Série: ABC do Capital no Século XXI de Thomas Piketty
Parte 3
24 de Março de 2021 por CADTM
A greve geral de maio de 1968 em França deu origem a um grande aumento do salário mínimo durante 15 anos
Não temos aqui espaço para resumir a evolução das desigualdades de rendimento ao longo dos dois últimos séculos. Limitemo-nos a destacar a evolução desde 1968 em França. A greve geral de maio de 1968 em França e os acordos de Grenelle daí resultantes deram origem a um grande aumento do salário mínimo durante 15 anos: «Foi assim que o poder de compra do salário mínimo entre 1968 e 1983 progrediu mais de 130 %, enquanto no mesmo período o salário médio apenas progrediu cerca de 50 %, devido a uma forte compressão das desigualdades salariais. A ruptura com o período precedente é clara e massiva: o poder de compra do salário mínimo apenas progredira 25 % entre 1950 e 1968.» [1]

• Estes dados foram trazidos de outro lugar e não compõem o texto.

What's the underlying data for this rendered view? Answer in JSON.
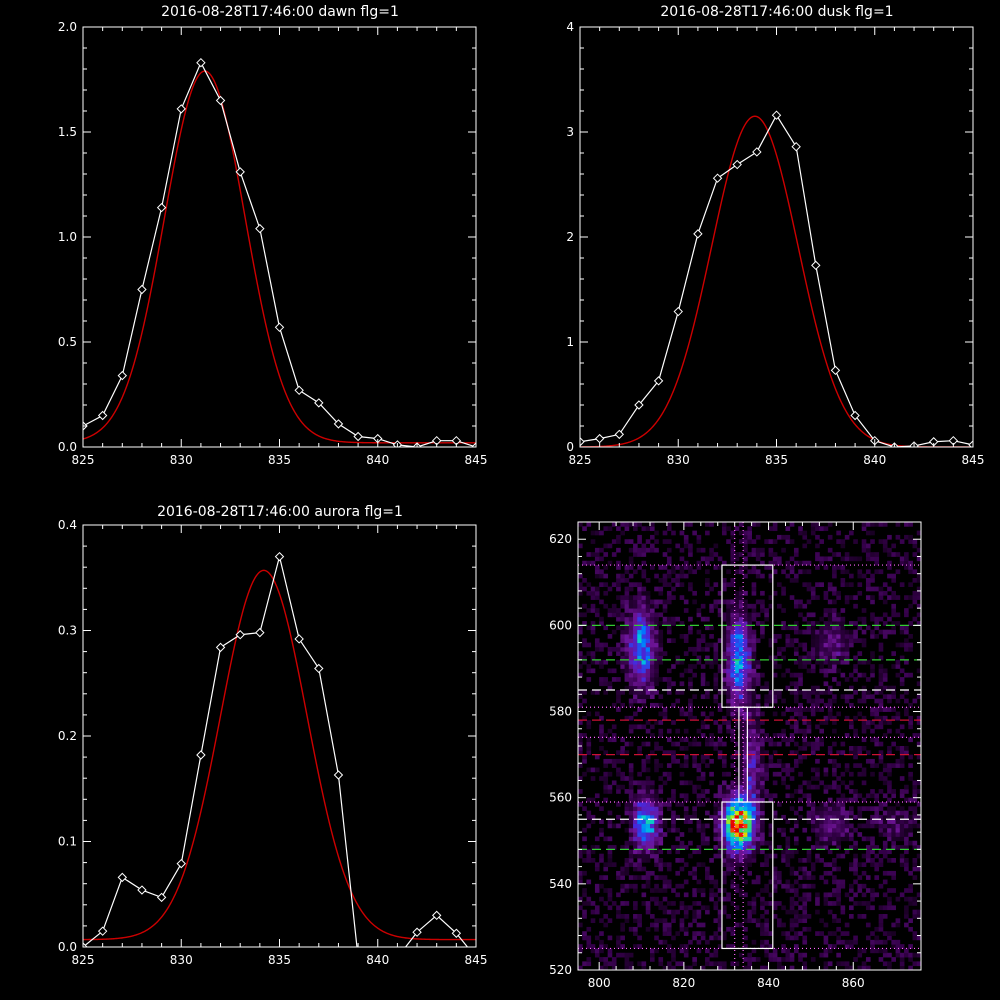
{
  "chart_data": [
    {
      "type": "line",
      "title": "2016-08-28T17:46:00 dawn flg=1",
      "xlim": [
        825,
        845
      ],
      "ylim": [
        0,
        2.0
      ],
      "xticks": [
        "825",
        "830",
        "835",
        "840",
        "845"
      ],
      "xtick_values": [
        825,
        830,
        835,
        840,
        845
      ],
      "yticks": [
        "0.0",
        "0.5",
        "1.0",
        "1.5",
        "2.0"
      ],
      "ytick_values": [
        0,
        0.5,
        1.0,
        1.5,
        2.0
      ],
      "series": [
        {
          "color": "#ffffff",
          "marker": "diamond",
          "x": [
            825,
            826,
            827,
            828,
            829,
            830,
            831,
            832,
            833,
            834,
            835,
            836,
            837,
            838,
            839,
            840,
            841,
            842,
            843,
            844,
            845
          ],
          "y": [
            0.1,
            0.15,
            0.34,
            0.75,
            1.14,
            1.61,
            1.83,
            1.65,
            1.31,
            1.04,
            0.57,
            0.27,
            0.21,
            0.11,
            0.05,
            0.04,
            0.01,
            0.0,
            0.03,
            0.03,
            0.0
          ]
        },
        {
          "color": "#cc0000",
          "fit": "gaussian",
          "amplitude": 1.77,
          "center": 831.2,
          "sigma": 2.05,
          "offset": 0.02
        }
      ]
    },
    {
      "type": "line",
      "title": "2016-08-28T17:46:00 dusk flg=1",
      "xlim": [
        825,
        845
      ],
      "ylim": [
        0,
        4
      ],
      "xticks": [
        "825",
        "830",
        "835",
        "840",
        "845"
      ],
      "xtick_values": [
        825,
        830,
        835,
        840,
        845
      ],
      "yticks": [
        "0",
        "1",
        "2",
        "3",
        "4"
      ],
      "ytick_values": [
        0,
        1,
        2,
        3,
        4
      ],
      "series": [
        {
          "color": "#ffffff",
          "marker": "diamond",
          "x": [
            825,
            826,
            827,
            828,
            829,
            830,
            831,
            832,
            833,
            834,
            835,
            836,
            837,
            838,
            839,
            840,
            841,
            842,
            843,
            844,
            845
          ],
          "y": [
            0.05,
            0.08,
            0.12,
            0.4,
            0.63,
            1.29,
            2.03,
            2.56,
            2.69,
            2.81,
            3.16,
            2.86,
            1.73,
            0.73,
            0.3,
            0.06,
            0.0,
            0.01,
            0.05,
            0.06,
            0.02
          ]
        },
        {
          "color": "#cc0000",
          "fit": "gaussian",
          "amplitude": 3.15,
          "center": 833.9,
          "sigma": 2.2,
          "offset": 0.0
        }
      ]
    },
    {
      "type": "line",
      "title": "2016-08-28T17:46:00 aurora flg=1",
      "xlim": [
        825,
        845
      ],
      "ylim": [
        0,
        0.4
      ],
      "xticks": [
        "825",
        "830",
        "835",
        "840",
        "845"
      ],
      "xtick_values": [
        825,
        830,
        835,
        840,
        845
      ],
      "yticks": [
        "0.0",
        "0.1",
        "0.2",
        "0.3",
        "0.4"
      ],
      "ytick_values": [
        0,
        0.1,
        0.2,
        0.3,
        0.4
      ],
      "series": [
        {
          "color": "#ffffff",
          "marker": "diamond",
          "x": [
            825,
            826,
            827,
            828,
            829,
            830,
            831,
            832,
            833,
            834,
            835,
            836,
            837,
            838,
            839,
            840,
            841,
            842,
            843,
            844,
            845
          ],
          "y": [
            0.0,
            0.015,
            0.066,
            0.054,
            0.047,
            0.079,
            0.182,
            0.284,
            0.296,
            0.298,
            0.37,
            0.292,
            0.264,
            0.163,
            -0.01,
            -0.02,
            -0.01,
            0.014,
            0.03,
            0.013,
            -0.01
          ]
        },
        {
          "color": "#cc0000",
          "fit": "gaussian",
          "amplitude": 0.35,
          "center": 834.2,
          "sigma": 2.2,
          "offset": 0.007
        }
      ]
    },
    {
      "type": "heatmap",
      "title": "",
      "xlim": [
        795,
        876
      ],
      "ylim": [
        520,
        624
      ],
      "xticks": [
        "800",
        "820",
        "840",
        "860"
      ],
      "xtick_values": [
        800,
        820,
        840,
        860
      ],
      "yticks": [
        "520",
        "540",
        "560",
        "580",
        "600",
        "620"
      ],
      "ytick_values": [
        520,
        540,
        560,
        580,
        600,
        620
      ],
      "blobs": [
        {
          "x": 811,
          "y": 554,
          "peak": 0.55,
          "sx": 2.0,
          "sy": 4.0
        },
        {
          "x": 810,
          "y": 595,
          "peak": 0.45,
          "sx": 2.2,
          "sy": 6.0
        },
        {
          "x": 833,
          "y": 554,
          "peak": 1.0,
          "sx": 2.4,
          "sy": 4.2
        },
        {
          "x": 833,
          "y": 592,
          "peak": 0.5,
          "sx": 1.8,
          "sy": 7.0
        },
        {
          "x": 836,
          "y": 568,
          "peak": 0.22,
          "sx": 1.5,
          "sy": 8.0
        },
        {
          "x": 855,
          "y": 554,
          "peak": 0.18,
          "sx": 3.0,
          "sy": 3.0
        },
        {
          "x": 855,
          "y": 596,
          "peak": 0.15,
          "sx": 3.0,
          "sy": 4.0
        },
        {
          "x": 870,
          "y": 554,
          "peak": 0.1,
          "sx": 3.0,
          "sy": 3.0
        }
      ],
      "boxes": [
        {
          "x0": 829,
          "x1": 841,
          "y0": 581,
          "y1": 614
        },
        {
          "x0": 829,
          "x1": 841,
          "y0": 525,
          "y1": 559
        },
        {
          "x0": 833,
          "x1": 835,
          "y0": 559,
          "y1": 581
        }
      ],
      "hlines": [
        {
          "y": 614,
          "color": "#ff66ff",
          "style": "dotted"
        },
        {
          "y": 600,
          "color": "#33cc33",
          "style": "dashed"
        },
        {
          "y": 592,
          "color": "#33cc33",
          "style": "dashed"
        },
        {
          "y": 585,
          "color": "#ffffff",
          "style": "dashed"
        },
        {
          "y": 581,
          "color": "#ff66ff",
          "style": "dotted"
        },
        {
          "y": 578,
          "color": "#cc1133",
          "style": "dashed"
        },
        {
          "y": 574,
          "color": "#ff66ff",
          "style": "dotted"
        },
        {
          "y": 570,
          "color": "#cc1133",
          "style": "dashed"
        },
        {
          "y": 559,
          "color": "#ff66ff",
          "style": "dotted"
        },
        {
          "y": 555,
          "color": "#ffffff",
          "style": "dashed"
        },
        {
          "y": 548,
          "color": "#33cc33",
          "style": "dashed"
        },
        {
          "y": 525,
          "color": "#ff66ff",
          "style": "dotted"
        }
      ],
      "vlines": [
        {
          "x": 832,
          "color": "#ff66ff",
          "style": "dotted"
        },
        {
          "x": 834,
          "color": "#ff66ff",
          "style": "dotted"
        }
      ]
    }
  ]
}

Em 1982-1983 deu-se uma mudança de rumo, quando o governo do socialista François Mitterrand faz uma viragem à direita. Os rendimentos mais elevados, os do 1 %, aumentaram 30 % entre o fim dos anos 1990 e 2010, os dos 0,1 % aumentaram 50 % num contexto de estagnação dos salários. [2]
Em 1982-1983 o governo de François Mitterrand faz uma viragem à direita
Se atravessarmos para o outro lado do Atlântico, notamos que o salário mínimo legal foi introduzido em 1933, no início da presidência de F. Roosevelt, 20 anos antes da França. O máximo foi atingido em 1969 (sob o mandato de Lyndon Johnson), quando o salário mínimo atingiu o equivalente a 10 dólares de 2013. A partir daí decaiu e em 2013, com Barack Obama, mal chegava a 7,25 dólares por hora. [3] Note-se que em 2021 ainda se mantém a esse nível terrivelmente baixo. Contudo, a proposta – promovida entre outros pelo senador Bernie Sanders – de incluir na lei de relançamento da economia – discutida no Congresso dos EUA no início de março de 2021 – um aumento do salário mínimo para os 15 dólares foi chumbada.
Continuando a olhar para o conjunto dos rendimentos (salários, rendas, lucros, dividendos, etc.), verificamos que de 1977 a 2007, os 10 % mais ricos se apropriaram de três quartos do aumento do rendimento nacional; o 1 % mais rico absorveu 60 %. Para os 90 % restantes o crescimento foi de 0,5 % ao ano. [4]
O salário mínimo caiu nos EUA ao longo dos últimos 40 anos
Se tivermos em conta a distribuição do rendimento nacional em vários países chave, constatamos que em toda a parte, ao longo das últimas décadas, o 1 % e o milésimo mais ricos aumentaram os seus proveitos.
Quinhão do 1 % mais rico no rendimento nacional em 2010: EUA cerca de 20 %; Canadá e Reino Unido, 14-15 %; Alemanha, 11 %; Austrália, 9-10 %; Japão, França, Espanha, Itália, 9 %; Suécia e Dinamarca, 7 %. [5]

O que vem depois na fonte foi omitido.